$300 socks. No way. But I wonder how many people would have shaken their heads 30 years ago at the prospect of $300 jeans. I still shake my head. But they're around and people pay for them. Sure--they offer much better quality material and craftsmanship--but there's an intangible value, created out of thin air, that for some people is real. The value? Identity? A meaningful experience?
This last issue of Fast Company magazine has served up an interesting article on this, proposing that $300 socks may indeed be inevitable. Dan and Chip Heath, authors of Made to Stick, have a routine column going in the magazine, and their last article regarding "The Inevitability of $300 Socks", caught my attention. They're not the first to observe and comment on a growing trend of niche markets, connoisseurship, and customization. Seth Godin has been heralding the idea for some time that "Small is the New Big". The number of microbreweries of beer and coffee have risen sharply in the last decade (some of the products that I've been personally paying attention to). In addition, as the Heaths point out, jeans, to the chagrin of many a teenage parent, have gone from a $30 run-of-the-mill product to $300 a pair.
Their claim? The concept of luxury is evolving from being less focused on status and more centered around personal pleasure and self-expression. The article quotes Zain Raj, executive director of the ad agency Euro RSCG, Chicago, who looks back at the 1980's and points out that "You wore $200 pants with an $80 shirt and a $65 tie. There was a relative order to the world in terms of value. Today, it's all personal". Today, the Heath's point out that it's not uncommon to see people wear $300 jeans with $8 T-shirts or people who have a hard time affording their rent, pay for $15 a pound for premium coffee.
Their point? "Luxury goods are no longer a sign of status; they're the mark of connoisseurship". The difference between a product being run-of-the-mill with little profit margin, to a product that can command a premium from a group of connoisseurs, is the ideas behind them.
This idea goes beyond just the concept of a product for a niche market. It's more about an idea that lends itself to a consumer's identity and experience. Think Iphone. There are the people who paid $500 for an Iphone because they felt the functionality would improve their lives. There are those that believed that something about holding and using an Iphone in public conveyed specific messages of status to others. But I think the people I saw camped outside in front of the Apple store the night before the release--found more value packed into the $500 Iphone than either of these two groups.
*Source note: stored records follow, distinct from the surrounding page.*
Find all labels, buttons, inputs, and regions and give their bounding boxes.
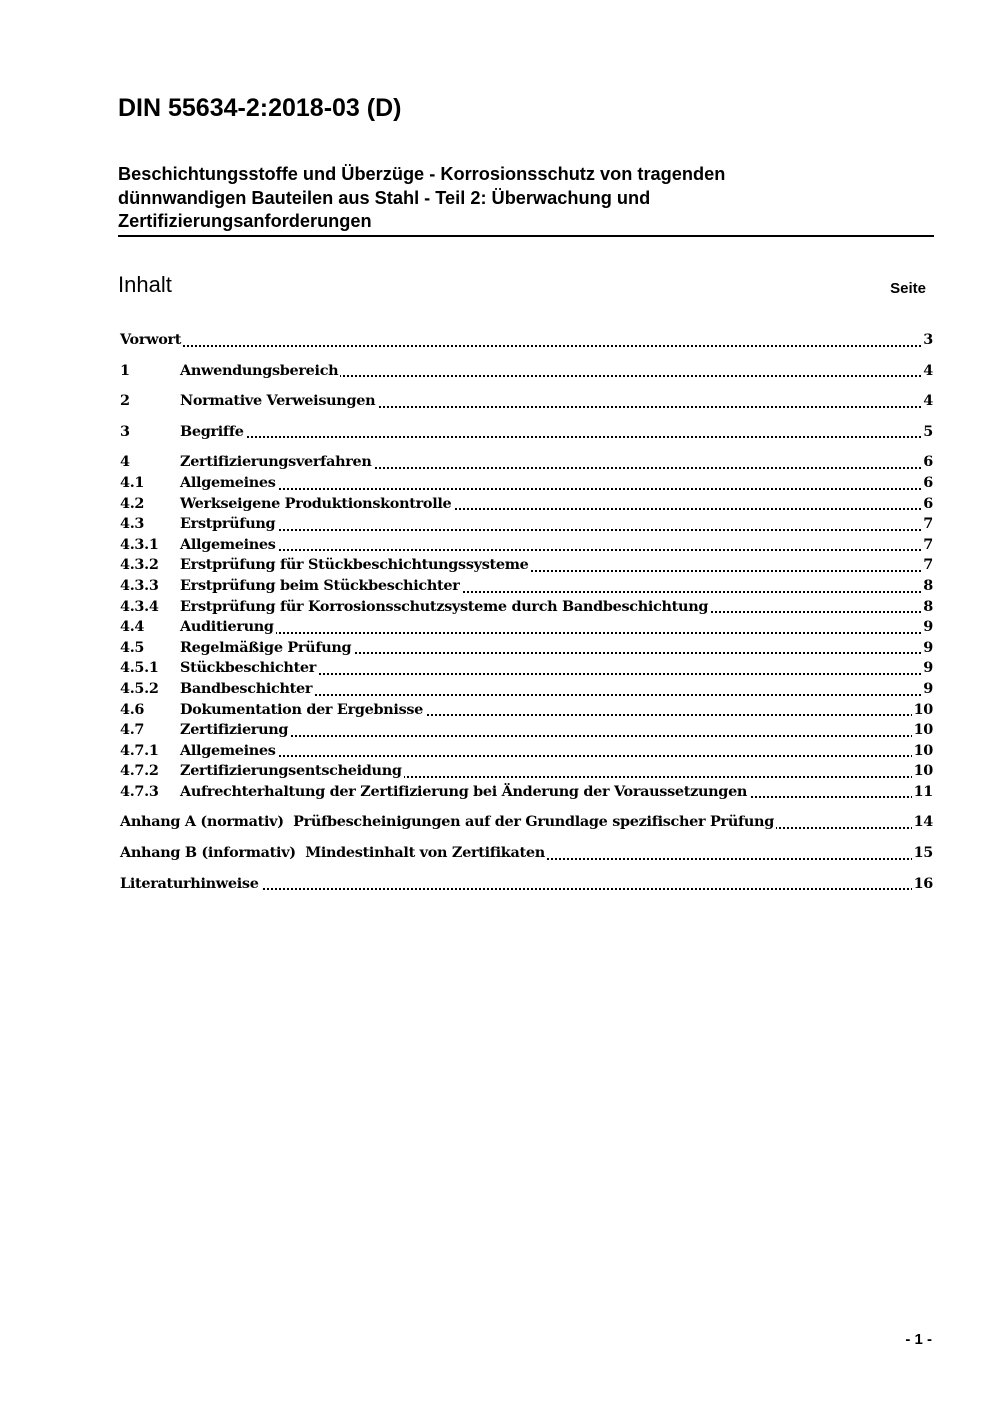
toc-entry-title: Zertifizierung [180, 720, 290, 741]
toc-entry[interactable] [120, 812, 933, 833]
document-title-line: Beschichtungsstoffe und Überzüge - Korrosionsschutz von tragenden [118, 164, 726, 184]
toc-entry-title: Bandbeschichter [180, 679, 314, 700]
toc-entry-number: 3 [120, 422, 180, 443]
toc-entry-number: 4.5.1 [120, 658, 180, 679]
document-title [118, 163, 934, 237]
toc-entry-title: Erstprüfung beim Stückbeschichter [180, 576, 461, 597]
toc-entry-number: 2 [120, 391, 180, 412]
toc-entry[interactable] [120, 658, 933, 679]
toc-entry[interactable] [120, 761, 933, 782]
toc-entry-page: 16 [912, 874, 933, 895]
toc-entry[interactable] [120, 555, 933, 576]
toc-entry-number: 4.3.4 [120, 597, 180, 618]
toc-entry[interactable] [120, 330, 933, 351]
toc-entry-title: Aufrechterhaltung der Zertifizierung bei Änderung der Voraussetzungen [180, 782, 749, 803]
toc-entry-number: 4.5.2 [120, 679, 180, 700]
toc-entry-page: 11 [912, 782, 933, 803]
toc-entry-number: 4.1 [120, 473, 180, 494]
toc-entry-number: 4.3.3 [120, 576, 180, 597]
toc-entry[interactable] [120, 741, 933, 762]
toc-entry[interactable] [120, 514, 933, 535]
toc-entry-title: Stückbeschichter [180, 658, 318, 679]
toc-entry-page: 4 [921, 361, 933, 382]
toc-entry[interactable] [120, 700, 933, 721]
toc-entry-title: Werkseigene Produktionskontrolle [180, 494, 453, 515]
toc-entry[interactable] [120, 843, 933, 864]
toc-entry-title: Auditierung [180, 617, 276, 638]
toc-entry-page: 9 [921, 658, 933, 679]
toc-entry[interactable] [120, 535, 933, 556]
document-title-line: dünnwandigen Bauteilen aus Stahl - Teil 2: Überwachung und [118, 187, 651, 208]
toc-entry[interactable] [120, 452, 933, 473]
toc-entry[interactable] [120, 782, 933, 803]
toc-entry-title: Vorwort [120, 330, 183, 351]
toc-entry-title: Allgemeines [180, 741, 278, 762]
toc-entry-page: 14 [912, 812, 933, 833]
toc-entry-title: Begriffe [180, 422, 246, 443]
toc-entry-page: 6 [921, 473, 933, 494]
toc-entry-number: 4.4 [120, 617, 180, 638]
toc-entry-page: 9 [921, 638, 933, 659]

They got an interactive experience with other people camped on the sidewalk who felt the same way.
It's similar to when one guy with a Red Sox hat sees another guy across the bar with a Red Sox jersey--and gives the "yeah, man" nod of approval. Interacting with others who feel the same way is affirming, offering a sense of belonging and identity. An Iphone sidewalk camper can look at the guy or girl shivering on the pavement next to them and say "Your're a tech geek. I'm a tech geek. Let's revel together in our tech geekness". I'm not knocking it, because I do the same thing in other ways. I bought the $30 concert t-shirt at a Page & Plant (Jimmy Page and Robert Plant of Led Zeppelin) reunion concert. I show this to other Led Zeppelin fans and I am instantly elevated to "cool" status. I connect with a fellow fan. All the while, I am reminded of how great the concert was. And the experience of the t-shirt keeps on giving and that's why I paid $30 for it. If I never went to the concert and saw it on a rack in a store--no way.
So is it that crazy to think that $300 socks might someday do this for a group of sock connoisseurs?
One of the great things about this phenomenon, is that it opens the door for so many small businesses and entrepreneurs, who want or are willing to cater to a specific market. Distribution may be more manageable and building a brand and grabbing mindshare of the customers may be just as easy or easier for an unknown company as it is for an established company. In fact, it may be much easier for a small company or start-up to do this because they can often achieve a closeness with their customer and maintain an air of authenticity more easily than a larger, more unwieldy company. Someone did it with pants--watches, chocolate, beer, coffee, t-shirts, bags, and the list goes on. Socks? With the right message, communication, and a receptive audience, the possibilities are endless.